Stephanie se limitó a asentir con la cabeza; le resultaba muy desconcertante mantener una conversación consigo misma. La imagen se levantó, caminó hasta el espejo, entró y se dio la vuelta. Stephanie tocó el cristal y todos los recuerdos que su doble había acumulado durante aquel día entraron en su mente en tropel. Se quedó mirando cómo las ropas de la imagen cambiaban hasta convertirse en las que llevaba ella puestas.
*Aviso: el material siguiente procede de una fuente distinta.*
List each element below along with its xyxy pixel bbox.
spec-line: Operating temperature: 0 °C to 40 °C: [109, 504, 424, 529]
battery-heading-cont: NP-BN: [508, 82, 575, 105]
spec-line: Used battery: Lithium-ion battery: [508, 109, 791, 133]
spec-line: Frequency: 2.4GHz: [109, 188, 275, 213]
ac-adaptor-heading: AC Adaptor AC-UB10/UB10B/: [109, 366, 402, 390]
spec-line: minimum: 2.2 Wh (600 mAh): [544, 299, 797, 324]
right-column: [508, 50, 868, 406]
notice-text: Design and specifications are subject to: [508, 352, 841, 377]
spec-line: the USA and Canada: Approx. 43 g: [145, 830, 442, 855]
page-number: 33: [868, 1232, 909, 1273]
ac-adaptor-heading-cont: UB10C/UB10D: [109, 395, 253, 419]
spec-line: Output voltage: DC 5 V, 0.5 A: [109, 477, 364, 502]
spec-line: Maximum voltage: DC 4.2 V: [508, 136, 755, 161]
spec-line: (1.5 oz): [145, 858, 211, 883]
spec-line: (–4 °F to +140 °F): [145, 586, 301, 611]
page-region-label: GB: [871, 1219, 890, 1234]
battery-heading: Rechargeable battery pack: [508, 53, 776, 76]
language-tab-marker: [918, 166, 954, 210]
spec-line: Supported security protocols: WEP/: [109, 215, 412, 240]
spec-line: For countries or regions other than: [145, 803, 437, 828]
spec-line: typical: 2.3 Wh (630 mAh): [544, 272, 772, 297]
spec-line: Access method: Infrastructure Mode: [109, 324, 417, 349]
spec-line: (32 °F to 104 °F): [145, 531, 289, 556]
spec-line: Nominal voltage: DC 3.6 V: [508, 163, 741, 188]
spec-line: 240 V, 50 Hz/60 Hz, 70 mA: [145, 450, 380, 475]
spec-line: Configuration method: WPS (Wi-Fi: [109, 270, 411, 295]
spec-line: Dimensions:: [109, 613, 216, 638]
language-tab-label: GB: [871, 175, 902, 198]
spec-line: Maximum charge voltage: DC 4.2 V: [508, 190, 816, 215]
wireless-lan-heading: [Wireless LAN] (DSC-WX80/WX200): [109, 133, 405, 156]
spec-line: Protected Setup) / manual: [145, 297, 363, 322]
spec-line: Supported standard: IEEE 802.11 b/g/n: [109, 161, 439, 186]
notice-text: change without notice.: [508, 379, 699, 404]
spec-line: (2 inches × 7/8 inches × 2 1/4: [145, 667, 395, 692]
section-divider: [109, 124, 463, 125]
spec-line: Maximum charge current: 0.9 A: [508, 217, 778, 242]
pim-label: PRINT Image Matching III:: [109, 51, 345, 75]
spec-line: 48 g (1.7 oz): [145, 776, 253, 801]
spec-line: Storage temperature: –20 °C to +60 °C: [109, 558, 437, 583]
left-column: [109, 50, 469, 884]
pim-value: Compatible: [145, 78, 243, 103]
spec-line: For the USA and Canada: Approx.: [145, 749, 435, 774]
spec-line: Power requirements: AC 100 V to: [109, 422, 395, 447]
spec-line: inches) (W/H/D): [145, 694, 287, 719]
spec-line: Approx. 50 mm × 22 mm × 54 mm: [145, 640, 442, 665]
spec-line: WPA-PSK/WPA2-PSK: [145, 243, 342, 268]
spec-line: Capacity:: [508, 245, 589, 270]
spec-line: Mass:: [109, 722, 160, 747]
Pronto no fue más que un simple reflejo.

Stephanie despertó a la mañana siguiente con la conciencia de que tenía que llevar a cabo una desagradable tarea. Ya vestida con sus vaqueros y una camiseta, consideró un momento si sería conveniente invocar de nuevo a su imagen, pero decidió no hacerlo. Aquel reflejo le ponía la carne de gallina.

Por fin se convenció de que no podía retrasar más el mal trago y se puso en camino hacia la casa de sus tíos. Al llegar llamó al timbre. El sol brillaba, los pájaros cantaban y Stephanie hizo un esfuerzo por sonreír. Sin embargo, su sonrisa no fue correspondida cuando la puerta se abrió y su prima Crystal asomó la cabeza.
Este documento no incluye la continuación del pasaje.